Ancient people groups had all kinds of ideas about the world and just precisely how it all worked. Some folks imagined the sky was some kind of celestial canvas separating humans from the gods, and the stars were merely holes poked into the tarp-like divider that revealed the glory of the heavens beyond. Others (including the ancient Hebrews and their neighbors) pictured the world like a massive snow globe supported by great pillars below and covered by a vault that kept out the waters above (except when the floodgates of heaven were opened and the waters came down…we say, “hey it’s raining!” today).

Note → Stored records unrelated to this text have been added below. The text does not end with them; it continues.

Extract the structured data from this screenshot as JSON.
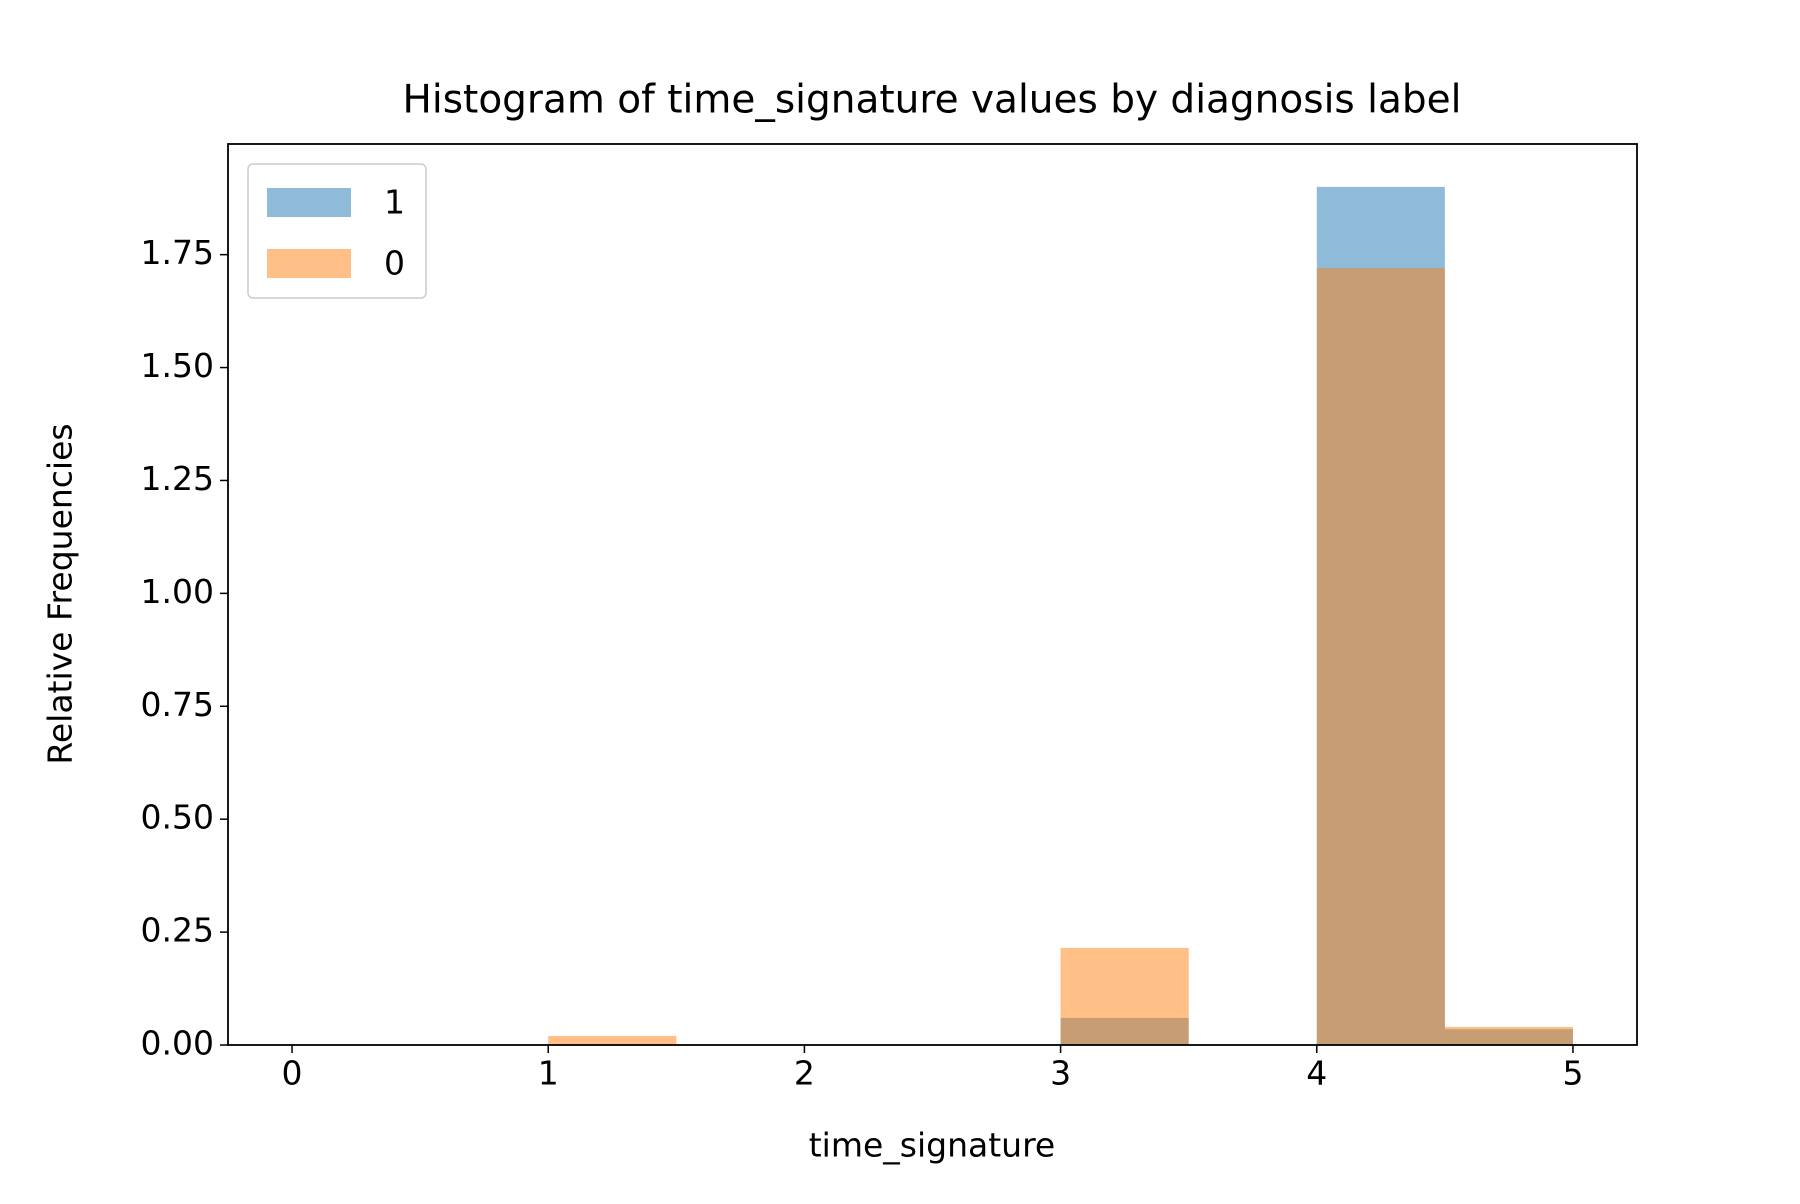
{
  "chart_data": {
    "type": "histogram",
    "title": "Histogram of time_signature values by diagnosis label",
    "x_label": "time_signature",
    "y_label": "Relative Frequencies",
    "bins": [
      0,
      0.5,
      1,
      1.5,
      2,
      2.5,
      3,
      3.5,
      4,
      4.5,
      5
    ],
    "series": [
      {
        "name": "1",
        "color": "#1f77b4",
        "opacity": 0.5,
        "values": [
          0,
          0,
          0,
          0,
          0,
          0,
          0.06,
          0,
          1.9,
          0.035
        ]
      },
      {
        "name": "0",
        "color": "#ff7f0e",
        "opacity": 0.5,
        "values": [
          0,
          0,
          0.02,
          0,
          0,
          0,
          0.215,
          0,
          1.72,
          0.04
        ]
      }
    ],
    "xlim": [
      -0.25,
      5.25
    ],
    "ylim": [
      0,
      1.995
    ],
    "xticks": [
      0,
      1,
      2,
      3,
      4,
      5
    ],
    "yticks": [
      {
        "value": 0,
        "label": "0.00"
      },
      {
        "value": 0.25,
        "label": "0.25"
      },
      {
        "value": 0.5,
        "label": "0.50"
      },
      {
        "value": 0.75,
        "label": "0.75"
      },
      {
        "value": 1,
        "label": "1.00"
      },
      {
        "value": 1.25,
        "label": "1.25"
      },
      {
        "value": 1.5,
        "label": "1.50"
      },
      {
        "value": 1.75,
        "label": "1.75"
      }
    ],
    "grid": false,
    "legend_position": "upper-left"
  }
}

The oldest discovered maps show how our human ancestors imagined the world to be flat. That is until those clever Greeks figured out that we’ve been living on a ball all this time (Mind. Blown.). Even so, their very best maps looked something like this:
Eventually, this dude named Pomponius divided the earth into five separate sectors (only 2 were habitable, he thought) and discovered an invisible belt that separated northern and southern hemispheres. Now we’re getting somewhere…
Jump forward about 1500 years (and a whole bunch of crazy looking maps) later and we have southern Germany’s own Martin Waldseemüller (it took me forever to figure out how to make the u do that) who compiled information for years and years in order to develop a clearer vision of the earth. First ever shout out to “America” on a map. Looking familiar yet?
The progression went something like this: “There’s way more land than we thought” and then, “There’s way more water than we thought” and then, “So apparently this thing is round?!?” and then, “Believe it or not, there’s more land on the other side of all that water!” and on and on, all the way to the pictures of the earth we have today.
And then, of course, our perception of earth’s place in the universe has radically (like radically radically radically) transformed as we started dabbling with high-powered telescopes (uh oh, here we go again…). Come to find out, there’s a whole lot of universe out there.
Watch this video if you want your head to explode:
When I think about our ever developing understanding of the world—how we’ve gone from thinking the earth is a snow globe in the very center of the universe (which isn’t very big anyway), to the realization that our puny planet is smaller than a single punctuation in the vast realm of the Internet—I can’t help but think about our ever growing understanding of God.
In one way, God has made himself known through what we call “revelation”: The Scriptures, and the natural world, and most importantly, Jesus. But in another way, I believe with all my heart that we haven’t even begun to scratch the surface of just who God is.
In the Bible, after talking about how incredible and overwhelming God is, Job concludes with this: “And these are but the outer fringes of his works; how faint a whisper we hear of him! Who then can understand the thunder of his power?”
And earlier in the Bible, when Manoah asked an angel for its name, the angel replied, “Why do you ask my name? For it is too wonderful for you to endure.” AHH! And that’s just an angel! Imagine what God’s Name sounds like! Actually no, don’t even try.
And through the prophet Isaiah, God said, “I am the first and I am the last; apart from me there is no God. Who then is like me? Let them proclaim it!” Yep, God is being sarcastic there at the end.
My point is this…just like how our concept of the world is ever unfolding like an always-budding flower, so too our understanding of God blooms and blossoms as we make new scientific discoveries, explore new places, uncover new species, and even tell new stories. This is why learning can be a thrilling form of worship!
Maybe heaven will be a sort of exploration into the never-ending glory and goodness of God, and we’ll have to constantly make new maps as He shows himself to be even more and even better than we thought the day before.
The Eastern Orthodox Bishop Kallistos Ware said, “It is not the task of Christianity to provide easy answers to every question, but to make us progressively aware of a Mystery. God is not so much the object of our knowledge as the cause of our wonder.”
My prayer for you, Rea, is that you begin this God-discovering process at a young age and continue to your last day when the journey will begin in earnest. I love you.